Bundesgerichtshof
Beschl. v. 02.10.2002, Az.: XII ZB 19/02
Freiwillige Gerichtsbarkeit; Beschlüsse von Oberlandesgerichten; Statthaftigkeit eines Rechtsmittel; Elterliche Sorge; Außerordentliches Rechtsmittel zum Bundesgerichtshof
Bibliographie
- Gericht
- BGH
- Datum
- 02.10.2002
- Aktenzeichen
- XII ZB 19/02
- Entscheidungsform
- Beschluss
- Referenz
- WKRS 2002, 18693
- Entscheidungsname
- [keine Angabe]
- ECLI
- [keine Angabe]
Verfahrensgang
- vorgehend
- OLG Nürnberg 7 WF 4111/01 vom 17. 01. 2002
Rechtsgrundlagen
Fundstelle
- FamRZ 2003, 232 (Volltext mit red.

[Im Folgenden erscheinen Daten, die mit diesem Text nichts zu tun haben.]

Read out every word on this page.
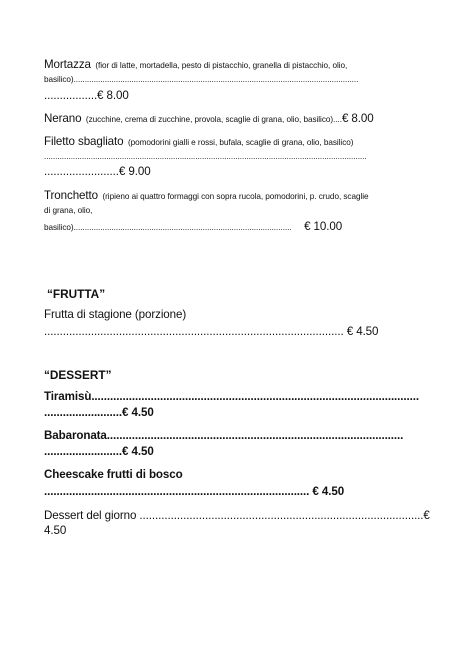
Mortazza (fior di latte, mortadella, pesto di pistacchio, granella di pistacchio, olio,
basilico)................................................................................................................................
.................€ 8.00
Nerano (zucchine, crema di zucchine, provola, scaglie di grana, olio, basilico)....€ 8.00
Filetto sbagliato (pomodorini gialli e rossi, bufala, scaglie di grana, olio, basilico)
.................................................................................................................................................
........................€ 9.00
Tronchetto (ripieno ai quattro formaggi con sopra rucola, pomodorini, p. crudo, scaglie
di grana, olio,
basilico).................................................................................................. € 10.00
“FRUTTA”
Frutta di stagione (porzione)
................................................................................................ € 4.50
“DESSERT”
Tiramisù.........................................................................................................
.........................€ 4.50
Babaronata...............................................................................................
.........................€ 4.50
Cheescake frutti di bosco
..................................................................................... € 4.50
Dessert del giorno ...........................................................................................€
4.50
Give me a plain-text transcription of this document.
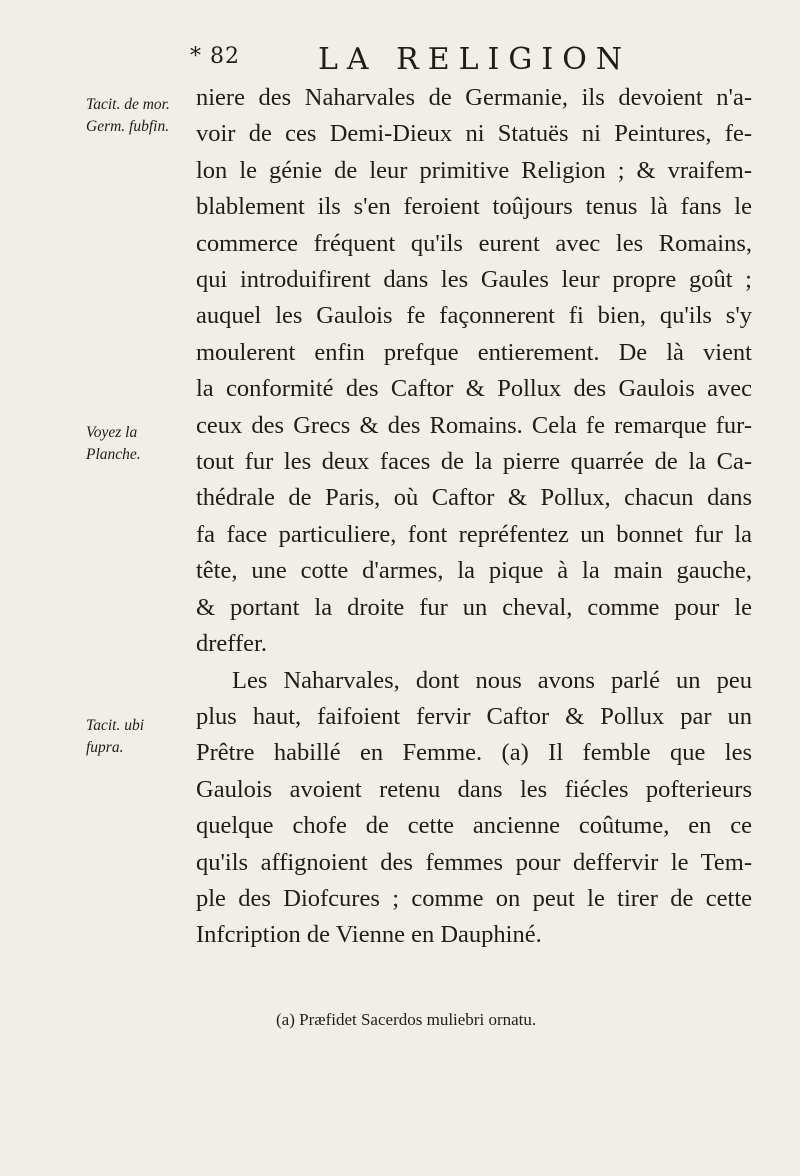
* 82	LA RELIGION
Tacit. de mor. Germ. fubfin.
Voyez la Planche.
Tacit. ubi fupra.
niere des Naharvales de Germanie, ils devoient n'a-
voir de ces Demi-Dieux ni Statuës ni Peintures, fe-
lon le génie de leur primitive Religion ; & vraifem-
blablement ils s'en feroient toûjours tenus là fans le
commerce fréquent qu'ils eurent avec les Romains,
qui introduifirent dans les Gaules leur propre goût ;
auquel les Gaulois fe façonnerent fi bien, qu'ils s'y
moulerent enfin prefque entierement. De là vient
la conformité des Caftor & Pollux des Gaulois avec
ceux des Grecs & des Romains. Cela fe remarque fur-
tout fur les deux faces de la pierre quarrée de la Ca-
thédrale de Paris, où Caftor & Pollux, chacun dans
fa face particuliere, font repréfentez un bonnet fur la
tête, une cotte d'armes, la pique à la main gauche,
& portant la droite fur un cheval, comme pour le
dreffer.
Les Naharvales, dont nous avons parlé un peu
plus haut, faifoient fervir Caftor & Pollux par un
Prêtre habillé en Femme. (a) Il femble que les
Gaulois avoient retenu dans les fiécles pofterieurs
quelque chofe de cette ancienne coûtume, en ce
qu'ils affignoient des femmes pour deffervir le Tem-
ple des Diofcures ; comme on peut le tirer de cette
Infcription de Vienne en Dauphiné.
(a) Præfidet Sacerdos muliebri ornatu.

LS)
Tenor:
Das Rechtsmittel der Beteiligten Jutta Köhler gegen den Beschluß des 7. Zivilsenats und Senats für Familiensachen des Oberlandesgerichts Nürnberg vom 17. Januar 2002 wird als unzulässig verworfen.

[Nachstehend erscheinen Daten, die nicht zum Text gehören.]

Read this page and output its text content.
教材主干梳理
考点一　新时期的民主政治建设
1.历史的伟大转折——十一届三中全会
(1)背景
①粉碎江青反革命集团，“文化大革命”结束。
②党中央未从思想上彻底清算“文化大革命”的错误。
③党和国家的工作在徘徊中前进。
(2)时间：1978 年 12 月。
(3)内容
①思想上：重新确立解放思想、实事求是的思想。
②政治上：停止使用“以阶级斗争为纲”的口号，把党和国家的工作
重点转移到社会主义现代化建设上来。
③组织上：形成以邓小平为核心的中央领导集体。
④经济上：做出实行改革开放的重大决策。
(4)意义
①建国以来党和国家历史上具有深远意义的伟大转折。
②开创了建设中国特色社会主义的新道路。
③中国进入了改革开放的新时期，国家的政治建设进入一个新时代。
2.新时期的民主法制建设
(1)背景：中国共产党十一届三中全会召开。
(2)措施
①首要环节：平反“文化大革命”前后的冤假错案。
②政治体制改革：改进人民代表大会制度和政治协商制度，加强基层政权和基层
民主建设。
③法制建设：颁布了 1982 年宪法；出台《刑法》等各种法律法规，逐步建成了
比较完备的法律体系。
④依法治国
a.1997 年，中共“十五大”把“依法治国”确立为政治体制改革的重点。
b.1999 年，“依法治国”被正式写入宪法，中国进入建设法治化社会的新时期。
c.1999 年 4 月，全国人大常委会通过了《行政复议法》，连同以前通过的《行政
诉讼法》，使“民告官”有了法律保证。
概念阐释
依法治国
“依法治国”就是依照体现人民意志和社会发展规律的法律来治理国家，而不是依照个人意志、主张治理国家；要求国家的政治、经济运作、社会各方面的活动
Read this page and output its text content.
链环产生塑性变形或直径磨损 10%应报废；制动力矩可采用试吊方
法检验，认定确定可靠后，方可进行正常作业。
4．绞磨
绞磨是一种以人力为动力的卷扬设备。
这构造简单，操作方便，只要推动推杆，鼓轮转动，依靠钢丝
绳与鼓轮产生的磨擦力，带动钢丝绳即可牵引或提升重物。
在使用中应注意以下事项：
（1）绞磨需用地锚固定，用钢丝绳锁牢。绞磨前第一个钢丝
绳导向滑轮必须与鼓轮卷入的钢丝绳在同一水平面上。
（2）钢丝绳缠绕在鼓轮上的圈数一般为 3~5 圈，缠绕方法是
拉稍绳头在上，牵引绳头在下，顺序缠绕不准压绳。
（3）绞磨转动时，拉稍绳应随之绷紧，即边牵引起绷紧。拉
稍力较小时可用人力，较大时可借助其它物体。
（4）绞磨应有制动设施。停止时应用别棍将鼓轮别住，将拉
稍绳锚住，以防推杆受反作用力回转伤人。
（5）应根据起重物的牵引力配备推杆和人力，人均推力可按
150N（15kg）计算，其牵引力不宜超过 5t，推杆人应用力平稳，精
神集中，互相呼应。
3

Der Antrag, der Beteiligten zur Durchführung des Rechtsmittels Prozeßkostenhilfe zu bewilligen, wird wegen fehlender Erfolgsaussicht zurückgewiesen (§ 114 ZPO).
Gründe
Das - im übrigen auch nicht formgerecht eingelegte - Rechtsmittel ist nicht statthaft, weil gegen Beschlüsse der Oberlandesgerichte in Sachen der freiwilligen Gerichtsbarkeit (hier: der elterlichen Sorge, § 621 Abs. 1 Nr. 1 ZPO), die nicht Endentscheidungen im Sinne des § 621 e ZPO sind (hier: Entscheidung über die Bestellung eines Verfahrenspflegers), kein Rechtsmittel an den Bundesgerichtshof vorgesehen ist. § 621 a ZPO verweist auf § 19 FGG und sieht daher nur die einfache Erstbeschwerde zum Oberlandesgericht vor. § 621 e ZPO eröffnet in bestimmten Fällen ein befristetes Rechtsmittel nur gegen Endentscheidungen. Im übrigen wäre die Entscheidung des Oberlandesgerichts auch dann nicht anfechtbar, wenn es sich um eine Endentscheidung handelte, weil das Oberlandesgericht die Rechtsbeschwerde nicht zugelassen hat (§ 621 e Abs. 2 ZPO).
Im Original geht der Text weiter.